Les infractions de la route en France sont classées par niveaux de gravité, allant de la contravention de 1ère classe à celle de 5ème classe. Dans le cas d’un excès de vitesse > 40 km/h, l’infraction appartient à la 4ème classe, ce qui signifie des conséquences significatives pour l’automobiliste, telles que :

Il est à noter que même avec un solde de points positif, une suspension de permis peut être ordonnée en cas de comportement jugé dangereux. Pour un excès de vitesse inférieur à 30 km/h, la suspension est rare, mais dès que l’excès atteint ou dépasse 40 km/h, les sanctions deviennent plus strictes. En cas de récidive, les sanctions peuvent être aggravées, allant jusqu’à la confiscation du véhicule et des amendes pouvant atteindre 3 750 euros. Pour les jeunes conducteurs, la situation est encore plus délicate, car ils ne disposent que de 6 points initiaux. Un excès de vitesse de 40 km/h ou plus peut donc entraîner une perte significative de points, les exposant à des sanctions plus sévères et à l’obligation de suivre un stage de sensibilisation à la sécurité routière. Enfin, la contestation de ces infractions est possible, notamment si le radar utilisé n’était pas conforme ou si l’identité du conducteur est mise en doute. Dans ce cadre, l’assistance d’un avocat spécialisé en droit routier peut s’avérer bénéfique pour explorer les options de défense et réduire les conséquences d’une telle infraction.

Sanctions associées à un excès de vitesse de 40 km/h

Amendes et points retirés

En cas d’excès de vitesse supérieur à 40 km/h, les sanctions sont particulièrement sévères. Cette infraction est classée comme une contravention de 4ème classe et entraîne une amende pouvant aller de 135 € à 1 500 €. Le montant de l’amende varie selon les circonstances et la gravité de l’infraction. En outre, le conducteur risque un retrait de 4 points sur son permis de conduire. Pour un jeune conducteur, cela peut s’avérer catastrophique, car il ne dispose que de 6 points initiaux.

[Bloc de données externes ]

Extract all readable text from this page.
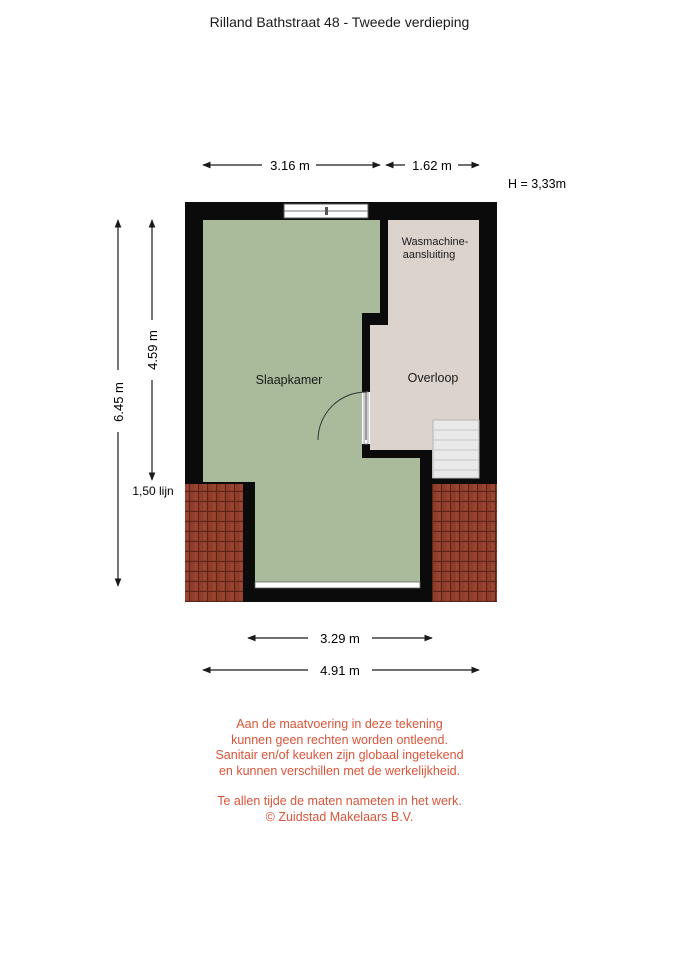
Rilland Bathstraat 48 - Tweede verdieping
Slaapkamer	Overloop
Wasmachine-
aansluiting
3.16 m	1.62 m
H = 3,33m
6.45 m
4.59 m
1,50 lijn
3.29 m
4.91 m
Aan de maatvoering in deze tekening
kunnen geen rechten worden ontleend.
Sanitair en/of keuken zijn globaal ingetekend
en kunnen verschillen met de werkelijkheid.
Te allen tijde de maten nameten in het werk.
© Zuidstad Makelaars B.V.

Rétention et suspension du permis

Lors d’un contrôle, une rétention immédiate du permis peut être ordonnée, pouvant durer jusqu’à 72 heures. En fonction de la gravité de l’excès de vitesse, une suspension administrative du permis peut être décidée, et cette suspension peut aller jusqu’à 3 ans. Il est possible de recevoir un avis par courrier recommandé concernant cette suspension. Même si le conducteur a un solde de points positif, la suspension peut être appliquée pour des comportements jugés dangereux.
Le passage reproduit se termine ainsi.